Hormone Replacement for Women (HRT)

Loss of estrogen around peri-menopause and after the menopause or during the period of breast feeding, after giving birth, causes vaginal dryness, painful intercourse and lack of interest in having sex because no-one wants to do something that is painful.  Further the lack of estrogen causes disturbed sleep and fatigue and slows down metabolism.  No woman I know wants to have sex when they are exhausted or cranky or have a dry vagina.

 

For the menopausal woman estrogen does not ever return after the menopause (1 year of no periods) so either you replace it locally (vagina) in tiny doses or/and  systemically with an estrogen patch or gel or cream, or both (see section below), and if you can’t take estrogen there are other non-hormonal options.

 

Hormones for the menopausal transition: I have been managing HRT for my women patients during the peri-menopausal and menopause for decades. I am a supporter of use of bio-identical estradiol  (now either available as a patch, or gels by pharmaceutical companies or by compounding estradiol mixed with estriol with creams or gel at compounding pharmacies).

 

The administration of bio-identical hormones through the skin is safe and we can get benefit through very small doses.  There is also seems to be a benefit to starting right at onset of the menopause for many health reasons including sexuality and libido.  There has been a concern that the combination of  estrogen and progestins (non-bioidentical progesterones) increase breast cancer risk (see below). This appears to be due to the standard use of non-bioidentical progestins (provera, augestin) which seem be toxic to the breast. Extensive European data supports the use of bio identical hormones estradiol and progesterone (not a progestin) together as safe.  Further data shows that natural progesterone and testosterone in women do not seem to cause harm to the breast tissue, and that natural progesterone may be actually protective. More research is now happening with lower doses bio identical estrogen used transdermally and natural progesterone. I am definitely a proponent for hormone replacement if it is in your best interest and you understand what the goals at in using it. I also endorse use of testosterone for post-menopausal women to increase libido and enhance sexual experience with their partners decrease risk of breast cancer whether or not you are on HRT. (read my blog post on this subject or watch my YouTube video here: https://youtu.be/tmE9Y7e0mHA)

 

Unfortunately two decades of women did not receive HRT, doctors stopped prescribing it, and young doctors did not learn to help women with hormones.
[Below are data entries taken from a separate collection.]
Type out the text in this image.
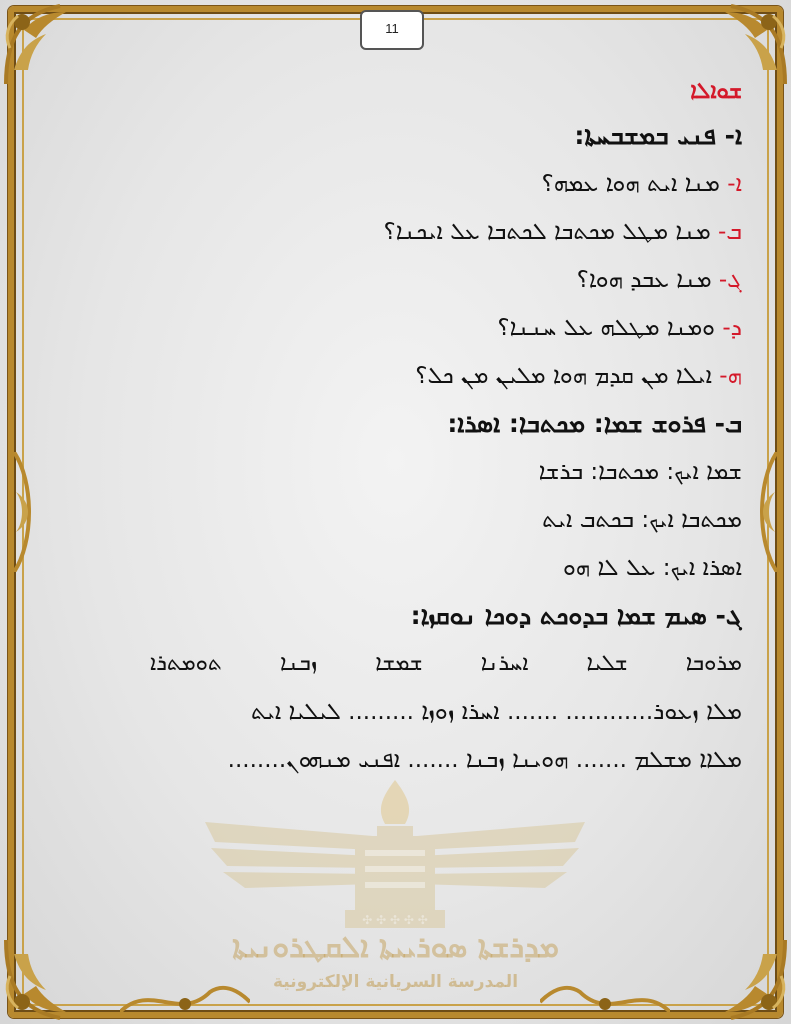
11
✣ ✣ ✣ ✣ ✣
ܡܕܪܫܬܐ ܣܘܪܝܝܬܐ ܐܠܩܛܪܘܢܝܬܐ
المدرسة السريانية الإلكترونية
ܫܘܐܠܐ
ܐ- ܦܢܝ ܒܡܫܒܚܬܐ:
ܐ- ܡܢܐ ܐܝܬ ܗܘܐ ܥܡܗ؟
ܒ- ܡܢܐ ܡܛܠ ܡܟܬܒܐ ܠܟܬܒܐ ܥܠ ܐܝܟܢܐ؟
ܓ- ܡܢܐ ܥܒܕ ܗܘܐ؟
ܕ- ܘܡܢܐ ܡܛܠܗ ܥܠ ܚܢܢܐ؟
ܗ- ܐܝܠܐ ܡܢ ܩܕܡ ܗܘܐ ܡܠܝܢ ܡܢ ܟܠ؟
ܒ- ܦܪܘܫ ܫܡܐ: ܡܟܬܒܐ: ܐܣܪܐ:
ܫܡܐ ܐܝܟ: ܡܟܬܒܐ: ܒܪܫܐ
ܡܟܬܒܐ ܐܝܟ: ܒܟܬܒ ܐܝܬ
ܐܣܪܐ ܐܝܟ: ܥܠ ܠܐ ܗܘ
ܓ- ܣܝܡ ܫܡܐ ܒܕܘܟܬ ܕܘܟܐ ܢܘܩܙܐ:
ܡܪܘܒܐ
ܫܠܝܐ
ܐܚܪܢܐ
ܫܡܫܐ
ܙܒܢܐ
ܬܘܡܬܪܐ
ܡܠܐ ܙܥܘܪ............ ....... ܐܚܪܐ ܙܘܙܐ ......... ܠܝܠܝܐ ܐܝܬ
ܡܠܐܐ ܡܫܠܡ ....... ܗܘܝܢܐ ܙܒܢܐ ....... ܐܦܢܝ ܡܢܗܘܢ........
Most patients that come to my office have not been offered HRT as an option. They are told that it will pass. Just grin and bear it! American studies that have been used to focus on the “badness” of estrogen were based on the now found faulty Women’s health initiative study that utilized Premarin (a conjugated estrogen from pregnant mares not natural to our body that is metabolized into a more toxic product, and used at higher doses than we use now) with Provera (  a non-natural progesterone compound or progestin). Further, in the Women\’s Health Initiative study, these hormones were given orally to older women who had been in menopause for years, without any hormone replacement. Indeed under these condition more breast cancers were found in women receiving both Premarin and Provera, and a higher risk of stroke was found because estrogen replacement was given orally as pills, which makes the liver make clotting factors.  In this study the risk of colon cancer was lower and these women had stronger bones so that they had a lower risk of osteoporosis-related fractures. Based on this old original study Estrogen was not recommended to prevent heart disease. But most conventional docs interpreted that women in general should not be given hormone replacement, even younger women, unless highly symptomatic. Sadly, two decades of women have experienced no HRT, and as a result more diabetes, weight gain, pericardiac fat deposition, and earlier heart disease. Heart disease causes more deaths for women than breast cancer.